Por fin llegaron las rebajas de verano y, un año más, millones de personas se lanzan a los establecimientos para hacerse con las últimas tendencias y llenar unos armarios que, en la gran mayoría de casos, ya se encuentran al límite de su capacidad.
Sin embargo, y pese a que el consumo de “moda rápida” sigue muy extendido entre la sociedad, no es menos cierto que cada vez son más las personas que buscan prendas más respetuosas con el medio ambiente, fabricadas con materiales sostenibles y/o reciclados y que prestan un especial cuidado al proceso de producción. Un proceso de producción al que una empresa de instrumentación de medición tiene mucho que aportar, pero no solo en el sector textil, sino también en otros como el alimentario o el químico.
Y es que, la medición de presión en la industria se ha convertido en la aliada perfecta para garantizar una producción más sostenible, pues permite tener controlado en cada momento la presión, el caudal y el nivel de todos los gases, líquidos y geles que intervienen en el proceso de producción, lo que en el caso de la industria textil se traduce en un significativo ahorro de agua y de productos químicos, a la par que se evitan vertidos, algo que, sin duda, el planeta agradecerá.
En cualquier caso y, pese a los esfuerzos de fabricantes y consumidores por lograr que el sector textil sea un sector más sostenible, solo el 1% de las prendas que se vendieron durante el año 2020 estaban elaboradas con materiales sostenibles, mientras que durante ese mismo año la industria textil consumió aproximadamente 79.000 millones de m3 de agua y generó 1.700 millones de toneladas de CO2, así como 92 millones de toneladas de residuos.
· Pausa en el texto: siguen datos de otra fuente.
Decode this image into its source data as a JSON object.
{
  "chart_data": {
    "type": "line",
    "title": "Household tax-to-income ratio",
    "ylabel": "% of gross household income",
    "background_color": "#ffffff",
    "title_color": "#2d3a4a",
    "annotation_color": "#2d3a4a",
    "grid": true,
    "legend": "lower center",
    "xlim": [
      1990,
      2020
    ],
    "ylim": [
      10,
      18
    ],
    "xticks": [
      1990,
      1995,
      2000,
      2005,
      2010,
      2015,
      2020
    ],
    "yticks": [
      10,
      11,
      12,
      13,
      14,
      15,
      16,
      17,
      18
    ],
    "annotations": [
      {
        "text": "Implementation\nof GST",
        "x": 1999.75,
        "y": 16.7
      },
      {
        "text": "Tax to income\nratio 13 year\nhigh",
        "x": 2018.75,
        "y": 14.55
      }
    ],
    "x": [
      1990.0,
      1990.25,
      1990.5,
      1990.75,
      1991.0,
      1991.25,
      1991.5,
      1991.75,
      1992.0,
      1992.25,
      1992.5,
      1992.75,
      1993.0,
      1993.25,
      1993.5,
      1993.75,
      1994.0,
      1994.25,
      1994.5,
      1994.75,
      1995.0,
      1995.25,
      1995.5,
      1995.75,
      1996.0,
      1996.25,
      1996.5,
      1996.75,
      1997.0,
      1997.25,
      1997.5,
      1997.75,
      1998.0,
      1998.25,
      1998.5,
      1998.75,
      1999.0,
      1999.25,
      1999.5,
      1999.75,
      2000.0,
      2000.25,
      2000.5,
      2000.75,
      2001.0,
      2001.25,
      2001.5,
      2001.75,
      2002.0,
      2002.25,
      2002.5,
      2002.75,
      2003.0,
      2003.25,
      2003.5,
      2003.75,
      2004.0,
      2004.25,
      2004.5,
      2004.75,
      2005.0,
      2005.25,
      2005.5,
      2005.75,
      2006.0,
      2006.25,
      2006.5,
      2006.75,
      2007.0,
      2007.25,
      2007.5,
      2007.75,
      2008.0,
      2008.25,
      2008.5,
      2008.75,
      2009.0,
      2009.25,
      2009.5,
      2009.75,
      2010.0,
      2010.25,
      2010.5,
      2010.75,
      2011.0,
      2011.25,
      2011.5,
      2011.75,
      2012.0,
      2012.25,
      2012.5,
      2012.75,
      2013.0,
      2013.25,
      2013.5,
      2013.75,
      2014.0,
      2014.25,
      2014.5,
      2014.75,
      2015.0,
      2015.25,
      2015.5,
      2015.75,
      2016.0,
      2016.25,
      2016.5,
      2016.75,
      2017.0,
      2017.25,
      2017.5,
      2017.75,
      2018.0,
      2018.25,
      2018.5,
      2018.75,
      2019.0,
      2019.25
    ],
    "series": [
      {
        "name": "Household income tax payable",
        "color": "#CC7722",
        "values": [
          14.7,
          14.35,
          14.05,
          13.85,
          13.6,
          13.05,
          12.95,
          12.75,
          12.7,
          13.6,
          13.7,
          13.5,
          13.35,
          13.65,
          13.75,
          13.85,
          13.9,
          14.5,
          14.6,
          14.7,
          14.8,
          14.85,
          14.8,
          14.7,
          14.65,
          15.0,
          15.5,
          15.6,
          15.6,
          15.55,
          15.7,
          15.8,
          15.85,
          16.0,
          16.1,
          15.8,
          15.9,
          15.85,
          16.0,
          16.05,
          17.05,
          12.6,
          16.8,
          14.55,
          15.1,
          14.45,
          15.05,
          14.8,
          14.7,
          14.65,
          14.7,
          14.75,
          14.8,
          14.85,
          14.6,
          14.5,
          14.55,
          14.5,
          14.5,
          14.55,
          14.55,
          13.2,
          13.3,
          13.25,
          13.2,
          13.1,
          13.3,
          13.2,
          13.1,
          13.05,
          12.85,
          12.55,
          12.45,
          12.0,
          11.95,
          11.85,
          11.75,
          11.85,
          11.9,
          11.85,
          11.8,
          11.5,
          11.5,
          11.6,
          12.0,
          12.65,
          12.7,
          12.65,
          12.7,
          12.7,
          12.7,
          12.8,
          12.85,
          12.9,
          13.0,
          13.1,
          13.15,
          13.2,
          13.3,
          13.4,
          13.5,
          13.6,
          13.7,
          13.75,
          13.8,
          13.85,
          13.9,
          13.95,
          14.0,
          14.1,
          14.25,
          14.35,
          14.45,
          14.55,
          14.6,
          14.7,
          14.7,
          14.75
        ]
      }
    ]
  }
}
De todo lo anterior se deduce que la industria textil se enfrenta a un enorme reto para lograr una mayor sostenibilidad. Un reto en el que la sociedad y la tecnología serán protagonistas indiscutibles.
Y es que, para lograr que el sector textil sea más sostenible es necesario un cambio de mentalidad por parte de la sociedad, dejar de lado el concepto de moda rápida y apostar por invertir en prendas sostenibles de calidad y atemporales. Pero no solo eso, sino que, además, se debe reciclar y, por supuesto, reutilizar antes de desechar.
Por su parte, la tecnología ha demostrado tener múltiples beneficios para mejorar el medio ambiente y el sector textil no ha permanecido ajeno a ello. Las nuevas tecnologías permiten desarrollar técnicas de corte que minimizan los residuos, así como reducir la huella hídrica sin que esto influya en la calidad o estética de la prenda. Para reducir los residuos textiles, por un lado, se han implementado procesos para reutilizar los recortes en otras prendas y por otro se continúa investigando sobre las tecnologías de reciclaje, concretamente, en tecnologías basadas en métodos químicos, dado que los métodos tradicionales no parecen ser capaces de proporcionar unos resultados del todo satisfactorios.
El reto es enorme, pero los beneficios para el planeta y, por ende, para la sociedad serán aún mayores, haciendo que el esfuerzo merezca la pena.